What do littering around Rome and putting “love locks” on the Robert Redden Footbridge have in common? They both involve denigrating our beautiful city, creating an eye-sore and costing the taxpayers money. I am as romantic as anyone, I believe. I think that love should be celebrated. I take joy in seeing others in love, more so in long-lasting, truly meaningful relationships than just “puppy love,” I admit. I know some people think that it is okay, even endearing, to put locks on the Robert Redden Bridge, a highly-trafficked and necessary bridge that joins Bridgepoint Plaza and Heritage Park, just like some people think it is okay to throw cups, wrappers, bags and cigarette butts on city streets. Both are major problems for our otherwise fair city. They create expense and ugliness.


To those who well-meaningly believe that the love-locks are “sweet,” I do not think you mean any harm, but please consider these facts: putting locks (or anything) on a public bridge is vandalism and is against the law, putting locks on the bridge causes it to rust and deteriorate, locks and the paraphernalia some attach to them weighs down the bridge, throwing the keys in the river is an environmental hazard and, again, is littering, also against the law. The need to repair and repaint the bridge from all these “love locks” creates a huge expense for taxpayers, creates a heavy workload for city workers (it is an environmental hazard to paint the bridge without taking down the railing — you can’t safely paint over a river), people could cut their hands on the rusty railing and someone (likely a child) could fall in the river if the railing continues to deteriorate and break from the rusting “love locks” and those cutting the railing to get their locks off after they “fall” out of love.

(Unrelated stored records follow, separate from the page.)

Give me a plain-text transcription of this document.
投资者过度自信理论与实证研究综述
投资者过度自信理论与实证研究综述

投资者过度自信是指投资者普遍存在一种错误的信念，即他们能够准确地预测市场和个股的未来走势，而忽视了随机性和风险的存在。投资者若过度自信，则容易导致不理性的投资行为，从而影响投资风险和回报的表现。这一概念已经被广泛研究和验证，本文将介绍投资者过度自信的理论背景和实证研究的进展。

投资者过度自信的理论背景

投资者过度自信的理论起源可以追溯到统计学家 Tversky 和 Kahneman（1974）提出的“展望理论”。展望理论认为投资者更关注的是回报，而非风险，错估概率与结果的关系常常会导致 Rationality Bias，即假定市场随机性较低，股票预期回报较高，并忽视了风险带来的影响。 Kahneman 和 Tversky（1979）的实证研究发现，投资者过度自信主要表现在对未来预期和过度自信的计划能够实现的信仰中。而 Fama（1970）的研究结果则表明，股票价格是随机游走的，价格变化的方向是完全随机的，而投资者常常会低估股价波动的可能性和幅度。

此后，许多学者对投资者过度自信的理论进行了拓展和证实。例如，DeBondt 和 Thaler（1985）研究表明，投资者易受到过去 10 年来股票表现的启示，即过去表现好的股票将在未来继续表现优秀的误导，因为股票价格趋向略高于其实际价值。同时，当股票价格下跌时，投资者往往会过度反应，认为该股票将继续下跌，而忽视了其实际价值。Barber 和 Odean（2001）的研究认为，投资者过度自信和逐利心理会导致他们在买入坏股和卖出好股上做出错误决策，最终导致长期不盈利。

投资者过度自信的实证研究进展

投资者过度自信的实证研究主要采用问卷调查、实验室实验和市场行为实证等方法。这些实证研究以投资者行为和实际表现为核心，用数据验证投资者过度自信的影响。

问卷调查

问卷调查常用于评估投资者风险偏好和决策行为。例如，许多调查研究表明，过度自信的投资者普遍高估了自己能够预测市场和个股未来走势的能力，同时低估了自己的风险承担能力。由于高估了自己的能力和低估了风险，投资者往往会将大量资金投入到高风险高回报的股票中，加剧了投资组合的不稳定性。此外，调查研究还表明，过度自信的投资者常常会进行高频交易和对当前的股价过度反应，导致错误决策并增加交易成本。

If you disagree, please keep an open mind until you examine the poor state of the bridge railings now and Google “the problem with love locks.” You will see why so many cities have put a stop to it. We can have an interesting alternative. The city can set up a designated place for such public displays of affection. For now, please, please quit defacing our much-needed historic Robert Redden Footbridge. And please do not litter. Please pick up what you can. Do you love Rome? Do you love each other? Let’s show love in healthy and helpful ways. Let’s keep our city beautiful and not tear up public property. Let’s teach our children to do likewise.